Scribe is Work-in-Progress
Scribe is pretty robust, but not production ready. Some applications are not well supported. I am looking for hackers to join the project, as I cannot do it by myself: after having dedicated three years to this project, it has reached the complexity level that evidently demands additional brain power.
The code quality is fairly high, but there is room for improvements.
This is how I envision the roadmap:
Coverage: Some applications don’t replay well. Some used to work on the original prototype, like Firefox and OpenOffice, but not anymore for obscure reasons that need further exploration.
Interpreters: Scribe is transparent, meaning it requires no changes to the applications. In some cases, it actually does make sense to change the application. For example, if the goal is to record and replay programs in languages like Ruby/Python/Java, we may get away without record an replay of the internals of the respective VM. In fact, I started to patch the Ruby interpreter to make it Scribe aware (see here). Mutable replay works much better when it has context.
Distributed: I want to be able to record an application that spans multiple servers. Because Scribe records all the interactions the application has with its external environment, you don’t want to record separately the database and the application.
“I have a Dream”
With these three componants in place, I can fullfil a dream: being a web developer, I’d like to have an entire web stack recorded. When a user clicks on the “Feedback” button, I would replay the whole system locally and observe exactly what the user got by replaying her entire session. With that, I’d like to replay it faithfully down to the race that may have happened in the database. I’d also like to be able to modify the code to understand it better while it’s replaying. With enough brains on this, we can make it a reality. I will expand on this idea in another blog post.
Scribe is Open-source
Installation instructions are in the kernel repository.
Try it yourself
Note: the VM does not contain the latest version Scribe, so you may want to update the sources and recompile before you start to play with it.

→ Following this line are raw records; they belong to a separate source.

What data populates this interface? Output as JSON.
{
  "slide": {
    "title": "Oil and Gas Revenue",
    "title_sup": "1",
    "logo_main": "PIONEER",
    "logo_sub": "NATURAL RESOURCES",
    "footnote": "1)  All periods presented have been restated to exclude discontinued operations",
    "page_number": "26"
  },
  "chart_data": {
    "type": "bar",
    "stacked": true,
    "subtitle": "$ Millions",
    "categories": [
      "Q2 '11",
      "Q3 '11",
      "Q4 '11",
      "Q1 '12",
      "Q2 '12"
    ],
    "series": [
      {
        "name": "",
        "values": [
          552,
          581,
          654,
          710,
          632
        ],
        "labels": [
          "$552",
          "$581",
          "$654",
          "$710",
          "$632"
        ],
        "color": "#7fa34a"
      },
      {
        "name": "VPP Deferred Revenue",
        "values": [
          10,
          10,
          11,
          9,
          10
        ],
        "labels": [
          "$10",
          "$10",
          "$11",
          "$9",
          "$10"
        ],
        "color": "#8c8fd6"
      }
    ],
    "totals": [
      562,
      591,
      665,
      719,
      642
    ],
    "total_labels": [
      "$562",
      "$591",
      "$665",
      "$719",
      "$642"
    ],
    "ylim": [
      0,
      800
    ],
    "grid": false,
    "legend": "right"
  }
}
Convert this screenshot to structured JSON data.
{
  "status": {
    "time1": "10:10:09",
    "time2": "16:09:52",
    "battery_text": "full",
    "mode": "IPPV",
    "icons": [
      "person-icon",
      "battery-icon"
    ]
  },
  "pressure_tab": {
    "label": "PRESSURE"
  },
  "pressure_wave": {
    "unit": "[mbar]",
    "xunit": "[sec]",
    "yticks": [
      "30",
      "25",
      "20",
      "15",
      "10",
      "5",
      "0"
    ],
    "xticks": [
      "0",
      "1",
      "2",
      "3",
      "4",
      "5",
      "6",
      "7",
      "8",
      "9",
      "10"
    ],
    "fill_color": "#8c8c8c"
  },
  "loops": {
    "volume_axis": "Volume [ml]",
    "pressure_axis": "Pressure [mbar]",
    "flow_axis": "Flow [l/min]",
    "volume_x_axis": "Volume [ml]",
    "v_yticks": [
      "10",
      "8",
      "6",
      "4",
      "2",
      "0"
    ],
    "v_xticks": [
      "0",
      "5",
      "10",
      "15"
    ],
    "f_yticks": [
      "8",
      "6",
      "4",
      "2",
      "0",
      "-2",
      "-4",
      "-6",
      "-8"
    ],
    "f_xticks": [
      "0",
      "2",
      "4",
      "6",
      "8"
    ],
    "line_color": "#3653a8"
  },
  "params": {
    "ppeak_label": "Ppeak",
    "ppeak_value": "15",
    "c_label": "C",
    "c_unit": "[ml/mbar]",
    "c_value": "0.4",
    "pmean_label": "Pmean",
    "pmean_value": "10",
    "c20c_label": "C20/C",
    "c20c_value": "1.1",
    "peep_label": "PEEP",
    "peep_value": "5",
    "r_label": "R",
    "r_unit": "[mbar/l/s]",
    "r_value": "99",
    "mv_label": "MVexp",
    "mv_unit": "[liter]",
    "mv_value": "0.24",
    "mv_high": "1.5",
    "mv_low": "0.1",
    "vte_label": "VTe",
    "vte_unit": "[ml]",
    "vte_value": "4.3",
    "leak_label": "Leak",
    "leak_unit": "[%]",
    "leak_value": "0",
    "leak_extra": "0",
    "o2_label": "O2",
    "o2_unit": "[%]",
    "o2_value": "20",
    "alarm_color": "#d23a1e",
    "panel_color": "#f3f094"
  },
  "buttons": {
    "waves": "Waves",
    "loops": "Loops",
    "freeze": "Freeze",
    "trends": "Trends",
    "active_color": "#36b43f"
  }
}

These papers are a must read for anybody who wants to understand more:
Transparent Mutable Replay for Multicore Debugging and Patch Validation
Nicolas Viennot, Siddharth Nair, and Jason Nieh, Eighteenth International Conference on Architectural Support for Programming Languages and Operating Systems (ASPLOS 2013), Houston, Texas, March 2013. To appear.
Pervasive Detection of Process Races in Deployed Systems
Oren Laadan, Nicolas Viennot, Chia-Che Tsai, Chris Blinn, Junfeng Yang, and Jason Nieh, Proceedings of the Twenty-third ACM Symposium on Operating Systems Principles (SOSP 2011), Cascais, Portugal, October 2011
Transparent, Lightweight Application Execution Replay on Commodity Multiprocessor Operating Systems
Oren Laadan, Nicolas Viennot, Jason Nieh, Proceedings of ACM SIGMETRICS 2010 Conference on Measurement and Modeling of Computer Systems, New York, NY, June 2010
- My friend Sid Nair implemented the mutable replay engine with me, he was great to work with.
Without Sid, mutable replay it would still be fiction.
- My PhD mentor Oren Laadan heavily brainstormed with me during the implementation of the first scribe prototype. He had all the good ideas.
- My PhD advisor Jason Nieh asked the right questions at the right moment, and pushed me really hard to make it happen.